First published in the March 2009 issue of Street Machine
It’s a cliché but Troy Trepanier really is a man who needs no introduction. Whether you’ve been involved in the street machine scene for 20-odd years, or if you’ve just tuned in through some cable TV show, Troy and his team at Rad Rides have developed a reputation for building some of the most innovative and awe-inspiring cars ever to hit the pavement.
Whether it’s a 30s hot rod or a late-model Corvette, if this bloke gets his hands on it, you know it’ll get turned into a jaw-dropping ride. The first car that put him on the radar for many of us was ‘Pro Box’, his mint-green ’60 Chevy Impala, and since then he has consistently produced groundbreaking and show-winning cars.

Most of his builds end up on the covers of magazines and in 2007 he won the Ridler Award with Ross and Beth Myers’s ’36 Ford, ‘First Love’. There are plenty of people who believe that car lifted the standard of show cars not one but two notches.
The Rad Rides shop is busier than ever but is still located in Manteno, Illinois, a small town about 40 minutes south of Chicago. Thanks to Chic Henry and Owen Webb, we got a chance to catch up with Troy at Summernats this year, and have a good old yarn about what makes the Rad Rides by Troy team work so well and how they continue to turn out such high quality cars.

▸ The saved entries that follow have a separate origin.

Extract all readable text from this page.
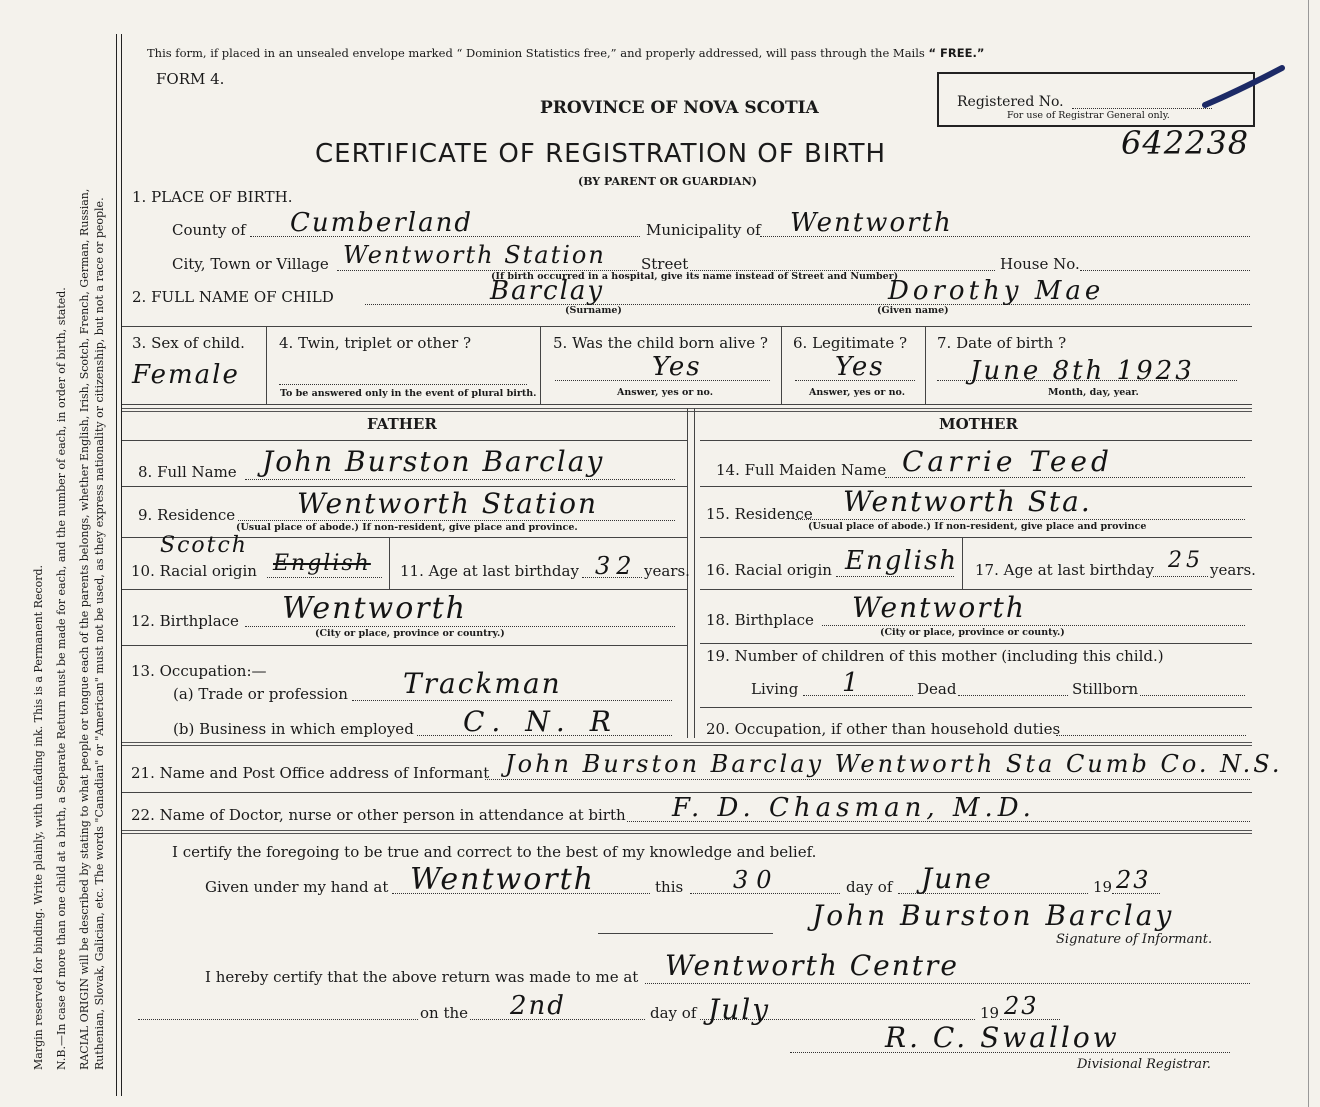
Margin reserved for binding. Write plainly, with unfading ink. This is a Permanent Record. N.B.—In case of more than one child at a birth, a Separate Return must be made for each, and the number of each, in order of birth, stated. RACIAL ORIGIN will be described by stating to what people or tongue each of the parents belongs, whether English, Irish, Scotch, French, German, Russian, Ruthenian, Slovak, Galician, etc. The words "Canadian" or "American" must not be used, as they express nationality or citizenship, but not a race or people.
This form, if placed in an unsealed envelope marked “ Dominion Statistics free,” and properly addressed, will pass through the Mails “ FREE.”
FORM 4.
PROVINCE OF NOVA SCOTIA
CERTIFICATE OF REGISTRATION OF BIRTH
(BY PARENT OR GUARDIAN)
Registered No.
For use of Registrar General only.
642238
1. PLACE OF BIRTH.
County of Cumberland	Municipality of Wentworth
City, Town or Village Wentworth Station Street	House No.
(If birth occurred in a hospital, give its name instead of Street and Number)
2. FULL NAME OF CHILD	Barclay	Dorothy Mae
(Surname)	(Given name)
3. Sex of child.
Female
4. Twin, triplet or other ?
To be answered only in the event of plural birth.
5. Was the child born alive ?
Yes
Answer, yes or no.
6. Legitimate ?
Yes
Answer, yes or no.
7. Date of birth ?
June 8th 1923
Month, day, year.
FATHER	MOTHER
8. Full Name John Burston Barclay	14. Full Maiden Name Carrie Teed
9. Residence Wentworth Station
(Usual place of abode.) If non-resident, give place and province.
15. Residence Wentworth Sta.
(Usual place of abode.) If non-resident, give place and province
10. Racial origin
Scotch
English 11. Age at last birthday 32 years. 16. Racial origin English 17. Age at last birthday 25 years.
12. Birthplace Wentworth
(City or place, province or country.)
18. Birthplace Wentworth
(City or place, province or county.)
13. Occupation:—
(a) Trade or profession Trackman
(b) Business in which employed C. N. R
19. Number of children of this mother (including this child.)
Living 1	Dead	Stillborn
20. Occupation, if other than household duties
21. Name and Post Office address of Informant John Burston Barclay Wentworth Sta Cumb Co. N.S.
22. Name of Doctor, nurse or other person in attendance at birth F. D. Chasman, M.D.
I certify the foregoing to be true and correct to the best of my knowledge and belief.
Given under my hand at Wentworth	this 30	day of June	19 23
John Burston Barclay
Signature of Informant.
I hereby certify that the above return was made to me at Wentworth Centre
on the 2nd	day of July	19 23
R. C. Swallow
Divisional Registrar.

Is it really true that the Rad Rides shop used to be your dad’s mechanical business?
I started off with a small shop at the back of my dad’s business, Jack’s Garage, and over the years have pushed him out of every building. I just got him out of the last one!
You have a talented group working with you. Where do you find them?
I’m involved with Wyotech [Wyoming Technical Institute] and for the past four years I’ve employed the best student out of 400 graduates. All the guys can do everything but they do specialise as well. At the moment we’ve got about six full-blown bare steel projects and the guys work in pairs on them.

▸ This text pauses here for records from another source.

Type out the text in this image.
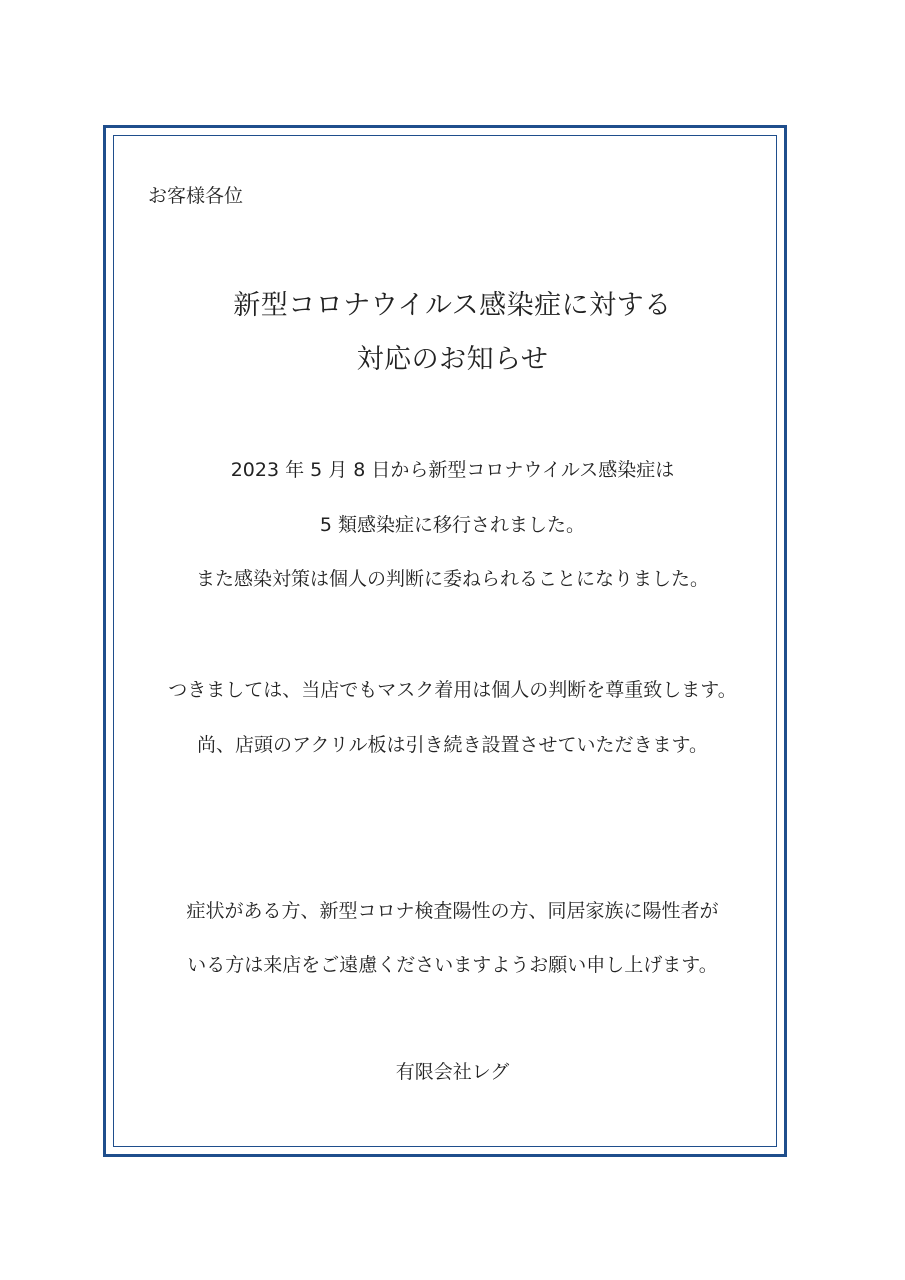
お客様各位
新型コロナウイルス感染症に対する
対応のお知らせ
2023 年 5 月 8 日から新型コロナウイルス感染症は
5 類感染症に移行されました。
また感染対策は個人の判断に委ねられることになりました。
つきましては、当店でもマスク着用は個人の判断を尊重致します。
尚、店頭のアクリル板は引き続き設置させていただきます。
症状がある方、新型コロナ検査陽性の方、同居家族に陽性者が
いる方は来店をご遠慮くださいますようお願い申し上げます。
有限会社レグ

And do you do everything in-house at Rad Rides?
The only thing we don’t do is chrome and powder-coating and we’ve got a couple of really good guys who do that for us. We send it out in the morning and it comes back the same day, from Chicago to Sacramento [California]. That kind of relationship takes years to build up but that’s how we keep the builds to schedule. You can’t wait three weeks to get something chromed.

A common question from the Aussie builders was how much you charge to build cars.
We’ve basically got three stages of car that we build: up to $300,000, then 300 to 500 and then 500 and up. The Ridler car had about 30,000 hours of labour in it.
So what was the bottom line on that car then?
Somewhere around two million, probably a bit more.

You don’t sound like you have anything to do with the financial side!
My wife, Angie, is the company’s chief financial officer and she handles all of the invoicing. It was only after I met her that we started making money!
Although you built a lot of nice cars early on, they were your personal cars. George Poteet’s Sniper was your first commissioned build.
That car really put us on the map, so to speak. George is very generous and at any one time has a bunch of cars being built at shops all over the country.

Most people might be surprised that your cars are built to be driven.
We did the Hot Rod Power Tour from 1990 to 2003 and we’d build these new cars from scratch so we’d be driving and staring at the temperature gauge the whole time. So the next one you build, you learn the car just can’t be that way. It’s really propelled our cars into being more useable, with more creature comforts. There are a lot of cool looking cars, and you like them, but they’ve got limited driveability — not because they’re nice cars but because they’re uncomfortable. So we really try to work on the ergonomic part of it.

How about the Ridler car. Could you drive that across the country?
It could do it but it’d be junk when you got to the other end. It’s so over-engineered; it runs and drives and all that business because it has to but you’d absolutely destroy it. It’s all gapped to sixteenth-inch, eighth-inch; it’s really over the top. We’ve crossed the line with that one. It’s art. I think it should be in an art museum versus a car museum because of its shapes and colours and textures.
The whole objective of that car was different right from the start. I built it so that it couldn’t be compared to anyone else. Other than the tyres, crankshaft, connecting rods and internal parts of the transmission, we made that car.

Your dad reckoned every car in the Elite Hall would be better than the ’60 Chevy that blew everyone away in 1990. Would you agree with that?
Oh yeah. We had a lot of success with that car and people always tell me: “You oughta buy it back,” and I’m like: “The only thing good on it is the body.” Now all it would be is a money-pit because I’d tear it down and do it completely different. It was a stepping stone and it was a great stepping stone, but when I look back I’m pretty harsh on what we’ve done just because I’m always looking for what’s next. The level we’re at now, I look back and think: “Man, I was a butcher back then!” [Laughs.]

Is it true that all decisions at Rad Rides are made as a team?
They make all the decisions, like the Chrysler we’re doing now [Nancy Ritzow’s ’56 coupe], there’s a format of what we’re doing but they’re making decisions — 100 a day that they don’t have to run by me; I leave it up to them. They know what I expect and what I like and that’s cool. That takes a long time of working with the right people to get that telepathic deal where you know what the other is thinking.